Setting a timetable for reprivatisation

Niall Ferguson’s article in today’s FT may concentrate on the case of US banks, but it contains much food for thought for UK policymakers.  Here are a few key paragraphs:

“The US could end up running a deficit of more than 10 per cent of gross domestic product this year (adding the cost of the stimulus package to the Congressional Budget Office’s optimistic 8.3 per cent forecast). Today’s born-again Keynesians seem to have forgotten that their prescription of a deficit-financed fiscal stimulus stood the best chance of working in a more or less closed economy. But this is a globalised world, where unco-ordinated profligacy by national governments is more likely to generate bond market and currency market volatility than a return to growth.

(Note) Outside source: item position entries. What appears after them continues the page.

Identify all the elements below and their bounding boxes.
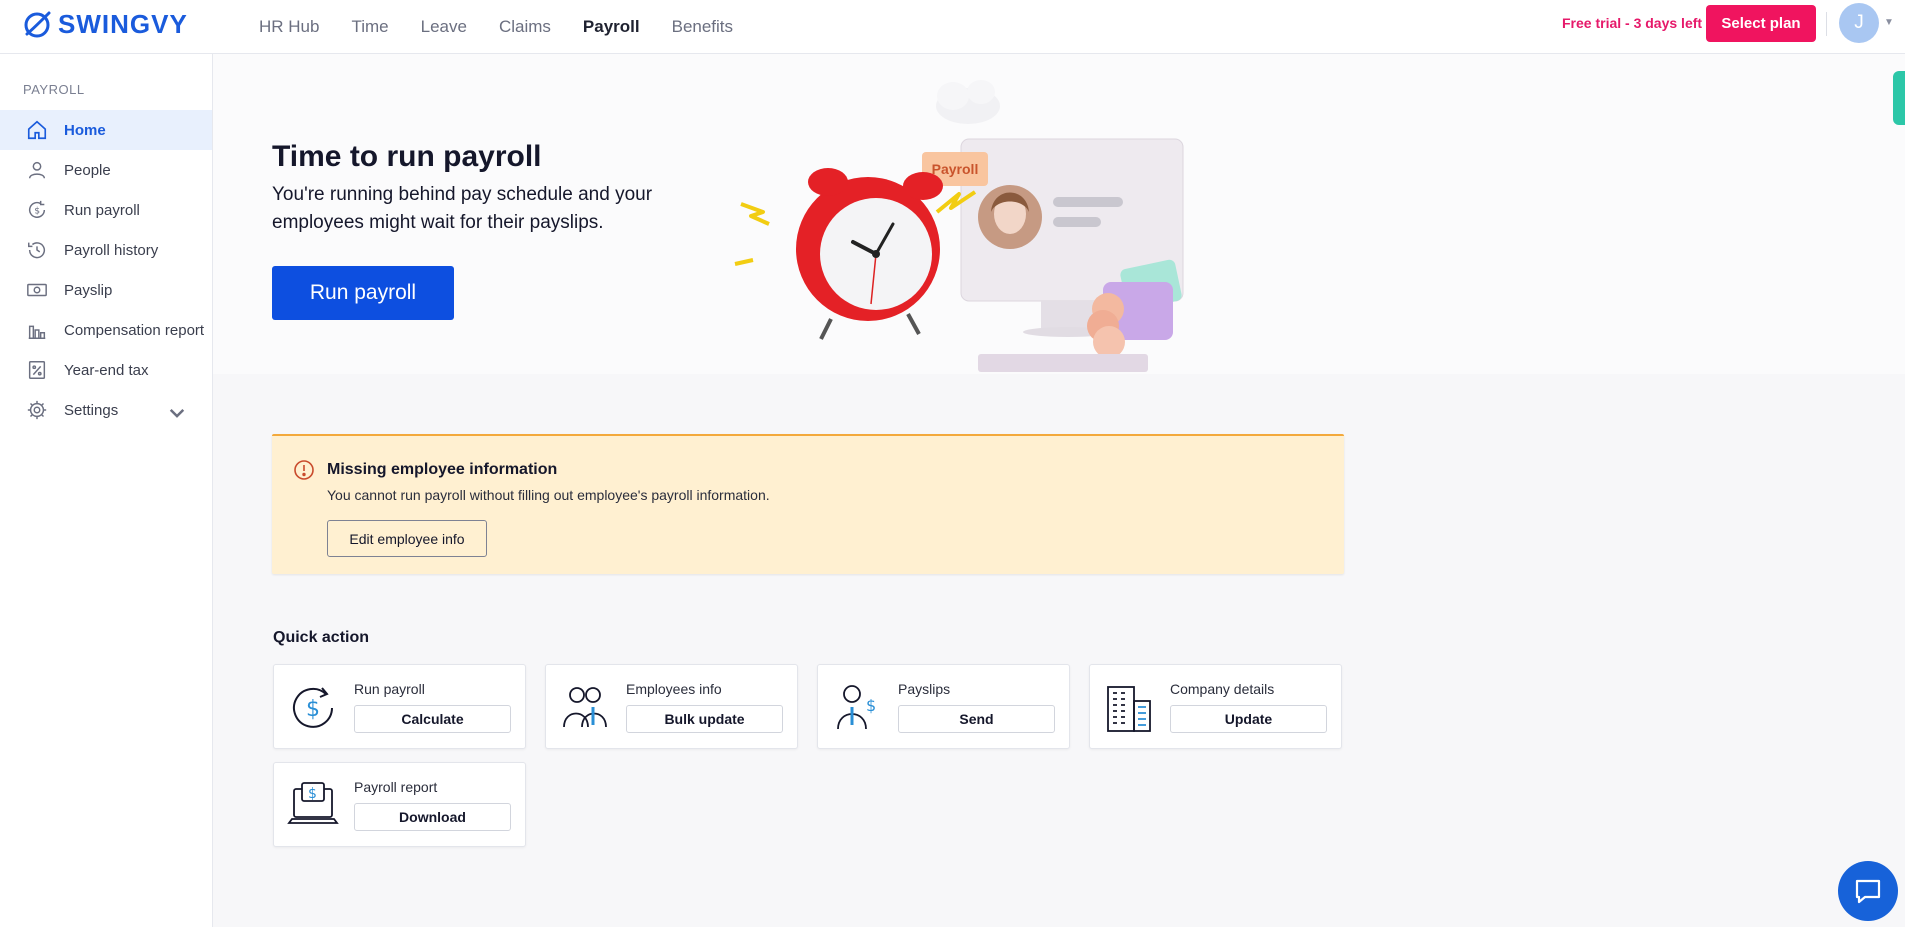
nav-payroll[interactable]: Payroll [583, 17, 640, 37]
banknote-icon [27, 283, 47, 297]
history-icon [28, 242, 45, 259]
quick-action-label: Run payroll [354, 681, 425, 697]
svg-text:$: $ [306, 697, 320, 722]
main-nav: HR Hub Time Leave Claims Payroll Benefit… [259, 0, 733, 54]
sidebar-item-label: Payslip [64, 281, 113, 299]
quick-action-payslips: $ Payslips Send [817, 664, 1070, 749]
home-icon [27, 120, 47, 140]
download-button[interactable]: Download [354, 803, 511, 831]
sidebar-item-year-end-tax[interactable]: Year-end tax [0, 350, 212, 390]
sidebar-item-compensation-report[interactable]: Compensation report [0, 310, 212, 350]
run-payroll-button[interactable]: Run payroll [272, 266, 454, 320]
avatar-caret-icon[interactable]: ▼ [1884, 17, 1894, 28]
main-content: Time to run payroll You're running behin… [213, 54, 1905, 927]
quick-action-label: Employees info [626, 681, 722, 697]
svg-text:$: $ [34, 206, 40, 217]
top-navbar: SWINGVY HR Hub Time Leave Claims Payroll… [0, 0, 1905, 54]
nav-time[interactable]: Time [351, 17, 388, 37]
payroll-illustration: Payroll [734, 80, 1184, 372]
quick-action-label: Company details [1170, 681, 1275, 697]
sidebar-item-label: Run payroll [64, 201, 140, 219]
bulk-update-button[interactable]: Bulk update [626, 705, 783, 733]
chat-bubble-icon [1855, 879, 1881, 904]
dollar-refresh-icon: $ [28, 200, 46, 218]
quick-action-run-payroll: $ Run payroll Calculate [273, 664, 526, 749]
nav-leave[interactable]: Leave [421, 17, 467, 37]
nav-hr-hub[interactable]: HR Hub [259, 17, 319, 37]
cloud-icon [936, 80, 1000, 124]
quick-action-company-details: Company details Update [1089, 664, 1342, 749]
quick-action-label: Payroll report [354, 779, 438, 795]
send-button[interactable]: Send [898, 705, 1055, 733]
dollar-cycle-icon: $ [293, 687, 333, 728]
select-plan-button[interactable]: Select plan [1706, 5, 1816, 42]
building-icon [1107, 686, 1151, 732]
laptop-report-icon: $ [287, 782, 339, 824]
svg-text:$: $ [866, 696, 876, 715]
hero-subtitle: You're running behind pay schedule and y… [272, 184, 653, 233]
sidebar-item-run-payroll[interactable]: $ Run payroll [0, 190, 212, 230]
alarm-clock-icon [796, 168, 943, 340]
alert-text: You cannot run payroll without filling o… [327, 487, 770, 503]
quick-action-label: Payslips [898, 681, 951, 697]
trial-status[interactable]: Free trial - 3 days left [1562, 15, 1702, 31]
quick-action-title: Quick action [273, 629, 370, 646]
calculate-button[interactable]: Calculate [354, 705, 511, 733]
hero-title: Time to run payroll [272, 140, 542, 173]
alert-circle-icon [294, 460, 314, 480]
nav-claims[interactable]: Claims [499, 17, 551, 37]
side-panel-handle[interactable] [1893, 71, 1905, 125]
quick-action-payroll-report: $ Payroll report Download [273, 762, 526, 847]
chat-button[interactable] [1838, 861, 1898, 921]
swingvy-logo[interactable]: SWINGVY [22, 9, 188, 40]
sidebar-item-payroll-history[interactable]: Payroll history [0, 230, 212, 270]
user-avatar[interactable]: J [1839, 3, 1879, 43]
person-icon [28, 161, 46, 179]
gear-icon [27, 400, 47, 420]
nav-benefits[interactable]: Benefits [672, 17, 733, 37]
illustration-tag: Payroll [932, 161, 979, 177]
quick-action-employees-info: Employees info Bulk update [545, 664, 798, 749]
sidebar-item-settings[interactable]: Settings [0, 390, 212, 430]
edit-employee-info-button[interactable]: Edit employee info [327, 520, 487, 557]
svg-text:$: $ [308, 786, 317, 802]
sidebar-item-label: Year-end tax [64, 361, 149, 379]
sidebar-item-payslip[interactable]: Payslip [0, 270, 212, 310]
sidebar-item-label: People [64, 161, 111, 179]
percent-doc-icon [28, 361, 46, 379]
brand-name: SWINGVY [58, 9, 188, 39]
sidebar-item-home[interactable]: Home [0, 110, 212, 150]
sidebar-item-label: Compensation report [64, 321, 205, 339]
sidebar-item-label: Settings [64, 401, 119, 419]
bar-chart-icon [28, 325, 46, 339]
swingvy-logo-icon [24, 11, 51, 37]
missing-info-alert: Missing employee information You cannot … [272, 434, 1344, 574]
sidebar-heading: PAYROLL [23, 82, 85, 97]
chevron-down-icon[interactable] [166, 402, 188, 424]
alert-title: Missing employee information [327, 461, 558, 478]
employees-icon [563, 687, 607, 728]
sidebar-item-people[interactable]: People [0, 150, 212, 190]
sidebar-item-label: Payroll history [64, 241, 159, 259]
update-button[interactable]: Update [1170, 705, 1327, 733]
header-divider [1826, 12, 1827, 36]
sidebar: PAYROLL Home People $ Run payroll Payrol… [0, 54, 213, 927]
payslip-person-icon: $ [837, 685, 876, 730]
sidebar-item-label: Home [64, 121, 106, 139]
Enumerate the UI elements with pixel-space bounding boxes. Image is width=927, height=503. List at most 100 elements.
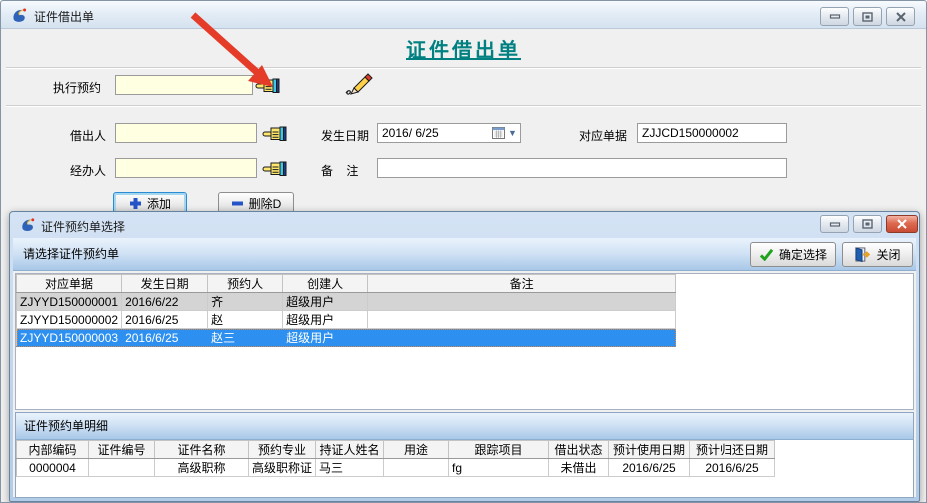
column-header[interactable]: 用途 [384,441,449,459]
reservation-list-panel: 对应单据发生日期预约人创建人备注ZJYYD1500000012016/6/22齐… [15,273,914,410]
main-titlebar: 证件借出单 [1,1,926,29]
table-cell: 高级职称 [155,459,249,477]
dialog-close-action-button[interactable]: 关闭 [842,242,913,267]
column-header[interactable]: 预约人 [208,275,283,293]
dialog-minimize-button[interactable] [820,215,849,233]
plus-icon [129,197,142,210]
check-icon [759,248,774,261]
handler-input[interactable] [115,158,257,178]
column-header[interactable]: 对应单据 [17,275,122,293]
table-cell [368,311,676,329]
table-cell: 未借出 [549,459,609,477]
dropdown-caret-icon[interactable]: ▼ [508,128,520,138]
dialog-client-area: 请选择证件预约单 确定选择 关闭 对应单据发生日期预约人创 [13,238,916,497]
separator [6,67,921,69]
column-header[interactable]: 借出状态 [549,441,609,459]
dialog-close-button[interactable] [886,215,918,233]
remark-label: 备 注 [321,163,358,179]
table-cell: 高级职称证 [249,459,316,477]
doc-label: 对应单据 [579,128,627,144]
edit-reservation-button[interactable] [344,73,373,96]
delete-button-label: 删除D [249,195,282,212]
table-cell: 赵三 [208,329,283,347]
column-header[interactable]: 跟踪项目 [449,441,549,459]
dialog-prompt: 请选择证件预约单 [23,238,119,270]
execute-reservation-label: 执行预约 [53,80,101,96]
confirm-select-label: 确定选择 [779,246,827,263]
date-field[interactable]: 2016/ 6/25 ▼ [377,123,521,143]
maximize-icon [862,12,873,22]
execute-reservation-input[interactable] [115,75,253,95]
app-logo-icon [11,7,28,24]
dialog-title: 证件预约单选择 [41,218,125,235]
column-header[interactable]: 证件名称 [155,441,249,459]
date-label: 发生日期 [321,128,369,144]
reservation-detail-panel: 证件预约单明细 内部编码证件编号证件名称预约专业持证人姓名用途跟踪项目借出状态预… [15,412,914,498]
date-value: 2016/ 6/25 [382,126,488,140]
column-header[interactable]: 预约专业 [249,441,316,459]
handler-pick-button[interactable] [262,159,287,178]
table-cell: fg [449,459,549,477]
column-header[interactable]: 备注 [368,275,676,293]
handler-label: 经办人 [70,163,106,179]
exit-door-icon [854,247,871,262]
table-cell: 0000004 [17,459,89,477]
maximize-icon [862,219,873,229]
detail-table-wrap: 内部编码证件编号证件名称预约专业持证人姓名用途跟踪项目借出状态预计使用日期预计归… [16,440,775,477]
hand-select-icon [262,124,287,143]
lender-label: 借出人 [70,128,106,144]
table-cell: 2016/6/25 [609,459,690,477]
detail-section-title: 证件预约单明细 [24,413,108,439]
pencil-edit-icon [344,73,373,96]
dialog-maximize-button[interactable] [853,215,882,233]
doc-input[interactable] [637,123,787,143]
table-cell [368,293,676,311]
dialog-close-action-label: 关闭 [876,246,900,263]
confirm-select-button[interactable]: 确定选择 [750,242,836,267]
main-minimize-button[interactable] [820,7,849,26]
column-header[interactable]: 预计使用日期 [609,441,690,459]
column-header[interactable]: 内部编码 [17,441,89,459]
reservation-detail-table[interactable]: 内部编码证件编号证件名称预约专业持证人姓名用途跟踪项目借出状态预计使用日期预计归… [16,440,775,477]
detail-section-header: 证件预约单明细 [16,413,913,440]
hand-select-icon [255,76,280,95]
column-header[interactable]: 预计归还日期 [690,441,775,459]
minimize-icon [829,12,841,21]
table-row[interactable]: ZJYYD1500000032016/6/25赵三超级用户 [17,329,676,347]
remark-input[interactable] [377,158,787,178]
table-cell: 2016/6/25 [122,329,208,347]
column-header[interactable]: 持证人姓名 [316,441,384,459]
table-cell [384,459,449,477]
reservation-list-table[interactable]: 对应单据发生日期预约人创建人备注ZJYYD1500000012016/6/22齐… [16,274,676,347]
execute-pick-button[interactable] [255,76,280,95]
table-cell: 超级用户 [283,293,368,311]
column-header[interactable]: 创建人 [283,275,368,293]
main-maximize-button[interactable] [853,7,882,26]
hand-select-icon [262,159,287,178]
main-close-button[interactable] [886,7,915,26]
main-window-title: 证件借出单 [34,8,94,25]
lender-input[interactable] [115,123,257,143]
table-cell: 超级用户 [283,311,368,329]
table-row[interactable]: 0000004高级职称高级职称证马三fg未借出2016/6/252016/6/2… [17,459,775,477]
table-row[interactable]: ZJYYD1500000022016/6/25赵超级用户 [17,311,676,329]
calendar-icon [492,127,505,139]
close-icon [897,219,907,229]
table-cell: 超级用户 [283,329,368,347]
close-icon [896,12,906,22]
separator [6,105,921,107]
reservation-dialog: 证件预约单选择 请选择证件预约单 确定选择 [9,211,920,502]
table-cell: 赵 [208,311,283,329]
table-row[interactable]: ZJYYD1500000012016/6/22齐超级用户 [17,293,676,311]
column-header[interactable]: 发生日期 [122,275,208,293]
table-cell: 2016/6/25 [122,311,208,329]
add-button-label: 添加 [147,195,171,212]
column-header[interactable]: 证件编号 [89,441,155,459]
table-cell [89,459,155,477]
table-cell: ZJYYD150000003 [17,329,122,347]
calendar-button[interactable] [488,124,508,142]
table-cell: 齐 [208,293,283,311]
minimize-icon [829,220,841,229]
lender-pick-button[interactable] [262,124,287,143]
table-cell [368,329,676,347]
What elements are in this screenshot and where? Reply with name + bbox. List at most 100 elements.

There is a better way to go but it is in the opposite direction. The aim must be not to increase debt but to reduce it. Two things must happen. First, banks that are de facto insolvent need to be restructured – a word that is preferable to the old-fashioned “nationalisation”. Existing shareholders will have to face that they have lost their money. Too bad; they should have kept a more vigilant eye on the people running their banks. Government will take control in return for a substantial recapitalisation after losses have meaningfully been written down. Bond­holders may have to accept either a debt-for-equity swap or a 20 per cent “haircut” (a reduction in the value of their bonds) – a disappointment, no doubt, but nothing compared with the losses when Lehman went under.

There are precedents for such drastic action, notably the response to the Swedish banking crisis of the early 1990s. The critical point is to avoid the nightmare of a state-dominated financial sector. The last thing America needs is to have all its banks run like the rail company Amtrak or, worse, the Internal Revenue Service. State life-support for moribund dinosaur banks is an expedient designed to avert the disaster of a generalised banking extinction not a belated victory for socialism. It should not and must not impede the formation of new banks by the private sector. So recapitalisation must be a once-only event, with no enduring government guarantees or subsidies. There should be a clear timetable for ‘reprivatisation’ within, say, 10 years.”

Here, it’s the “clear timetable” idea which strikes me the most.  The government hasn’t said all that much about how – and in what circumstances – they will start to withdraw from the banks they have a major stake in.  Perhaps they think it’s too early to do so – given that the credit crunch’s still a-raging – and they might be right to think that.  But, as William Buiter argues in this blog post, the “fear of future state ownership (partial or complete)” could well be discouraging those same banks from lending.  Ferguson’s “timetable for reprivatisation” could remove some of that fear from the system.